CMS also amended 42 C.F.R. § 411.352 to allow “group practices” to distribute to physicians DHS profits and productivity bonuses derived from the physicians’ participation in a “value-based enterprise” (as that term is defined in the Final Rule), even if the distribution would “directly” relate to the volume or value of the physicians’ DHS referrals. Given the broad meaning of the phrase “value-based enterprise” to include, for example, group practices collaborating with their member physicians to further a “value-based purpose” this clause may afford great leeway to group practices that would pursue, on their own, one or more “value-based purposes” and distribute associated DHS-based profit shares and productivity bonuses to their physicians, even in manners that directly relate to their DHS referrals.
Because of the time and effort involved in modifying physician compensation methodologies, group practices should revisit their profit share and productivity bonus distribution methodologies to ensure that, as of January 1, 2022, these methodologies will not imperil continued compliance with the Stark Law’s definition of group practice. Specifically, that DHS-based profit shares and productivity bonuses are neither
1) allocated on a service-by-service basis, nor
2) distributed in a manner that is based on the distribution of profits or bonuses associated with services that would constitute DHS if they were billed to Medicare.

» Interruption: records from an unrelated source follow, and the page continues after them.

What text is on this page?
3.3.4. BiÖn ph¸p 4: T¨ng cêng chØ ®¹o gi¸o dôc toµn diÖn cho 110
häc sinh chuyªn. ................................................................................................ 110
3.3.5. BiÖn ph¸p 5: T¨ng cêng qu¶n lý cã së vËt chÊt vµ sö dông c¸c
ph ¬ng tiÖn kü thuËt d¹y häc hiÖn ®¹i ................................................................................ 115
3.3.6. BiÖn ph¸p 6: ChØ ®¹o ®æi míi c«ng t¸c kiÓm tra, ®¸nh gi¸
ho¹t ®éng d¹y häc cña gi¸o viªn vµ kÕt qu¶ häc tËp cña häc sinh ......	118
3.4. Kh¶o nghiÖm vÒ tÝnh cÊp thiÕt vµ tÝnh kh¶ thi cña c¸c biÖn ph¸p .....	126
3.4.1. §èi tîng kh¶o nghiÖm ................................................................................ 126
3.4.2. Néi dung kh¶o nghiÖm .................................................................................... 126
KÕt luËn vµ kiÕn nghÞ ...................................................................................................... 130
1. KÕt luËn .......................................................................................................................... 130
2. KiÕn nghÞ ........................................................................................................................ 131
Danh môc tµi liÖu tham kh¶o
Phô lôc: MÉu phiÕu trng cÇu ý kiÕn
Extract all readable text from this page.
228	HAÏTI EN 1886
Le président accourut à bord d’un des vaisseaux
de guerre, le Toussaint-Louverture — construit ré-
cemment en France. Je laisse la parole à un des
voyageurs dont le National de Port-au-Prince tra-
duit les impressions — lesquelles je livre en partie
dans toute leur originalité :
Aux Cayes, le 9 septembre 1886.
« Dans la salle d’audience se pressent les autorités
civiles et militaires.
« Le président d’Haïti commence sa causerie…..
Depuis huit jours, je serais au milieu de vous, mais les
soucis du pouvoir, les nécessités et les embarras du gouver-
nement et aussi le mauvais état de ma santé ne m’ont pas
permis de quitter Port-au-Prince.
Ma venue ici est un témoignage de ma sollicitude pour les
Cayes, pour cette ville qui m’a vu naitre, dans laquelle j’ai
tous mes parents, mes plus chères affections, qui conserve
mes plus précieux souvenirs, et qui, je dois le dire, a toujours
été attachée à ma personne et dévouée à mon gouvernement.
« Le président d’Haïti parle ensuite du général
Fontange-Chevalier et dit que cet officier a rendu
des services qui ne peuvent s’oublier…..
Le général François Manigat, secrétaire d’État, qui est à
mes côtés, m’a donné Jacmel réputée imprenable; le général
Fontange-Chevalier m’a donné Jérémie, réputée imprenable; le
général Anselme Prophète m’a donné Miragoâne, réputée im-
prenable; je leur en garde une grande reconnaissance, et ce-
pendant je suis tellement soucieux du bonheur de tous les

In doing so, group practices may also wish to consider the opportunity to structure their clinical operations as “value-based enterprises,” which would afford a great deal of regulatory flexibilities, including allowing the distribution of DHS-based profits and productivity bonuses to physicians in a manner more directly related to their DHS referrals.
Who knows for sure if and when these “rules” will change again. However, what is a given is that these new rules should cause practices to look at how they are splitting the pie to assure that what they are doing is in compliance and will be in compliance as of January 1, 2022.